Britain's $1.2 billion Imperial Chemical Industries Ltd., already one of the world's biggest chemical producers, last week announced an expansion program such as Britain has rarely seen. I.C.I. plans to spend $364 million over the next six or seven years to expand present plants or build new ones to make everything from chlorine to nylon and Dacron-like Terylene. London was also buzzing over the company's jump into titanium. I.C.I, will gamble $10 million on a new factory, hoped to move into the market with an initial annual production of 3,000,000 Ibs. of the scarce wonder metal.

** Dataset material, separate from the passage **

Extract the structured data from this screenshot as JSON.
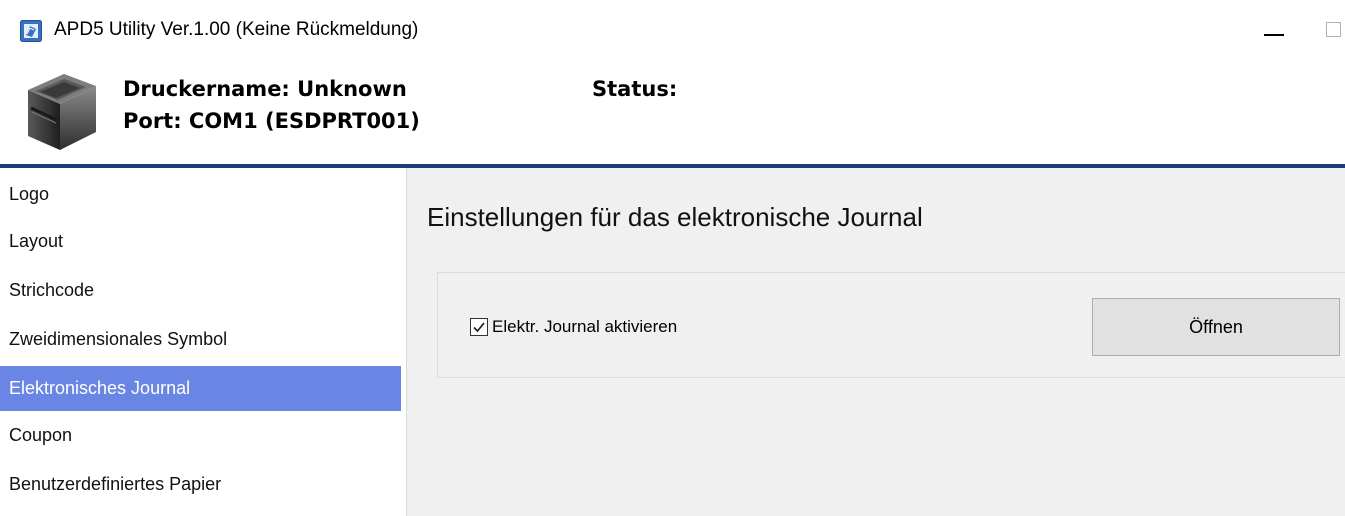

From Salt to Zippers. The huge expansion program, to be financed by the biggest industrial bond and stock issue in British history, was typical of I.C.I. The company has been booming from the day it was born in 1926, until now it controls a network of plants and sales offices in 19 countries around the world (more than 100 plants, 110,000 workers in Britain alone), makes 12,000 products from table salt to fertilizer and bulletproof gas tanks. In 1952 the company's gross sales hit $774 million, its gross profits more than $100 million. The tally for 1953 will be even better, enough for a record 15% dividend to I.C.I.'s more than 250,000 stockholders.
I.C.I, has had to grew big. The company was formed out of bitter experience in World War I with the specific job of making Britain self-sufficient in chemicals. At that time, Germany dominated the field. When war started, Britain imported most of its nitrates, had no synthetic nitrate production; its dyestuffs were so poor that the first khaki uniforms soon turned out purple or a bright target yellow. Britain muddled through with U.S. and South American help. But to make sure it would never happen again, I.C.I, was formed in 1926 by merging the four biggest companies−the British Dyestuffs Corp. for dyes, Brunner, Mond & Co. for nitrates and ammonia soda products, United Alkali Co. for alkalis, and Nobel Industries Ltd. for explosives.
By pooling their assets and know-how, the four firms built I.C.I, into an industrial giant by the beginning of World War II, and Britain had most of the chemicals it needed. With the funds and know-how to expand, I.C.I, turned its Billingham plant into the world's biggest chemical complex with 5 square miles of factories spewing out 2,000,000 tons of chemical products a year. Billingham made everything from fertilizers to sulphuric acids, annually turned out 100,000 tons of synthetic high-octane gas from coal and creosote oil. I.C.I.'s alkali division reached bulk production of the plastic polyethylene the day the Nazis marched into Poland. In the metals division, new plants made fuel tanks for planes, periscope tubes for submarines, 60 different types of ammunition. Other divisions boosted production, and I.C.I.'s researchers added their bit with such things as Gamma Benzene Hexachloride, a highly effective insecticide considered better than DDT, and Paludrine, a quinine substitute considered more effective than atabrine.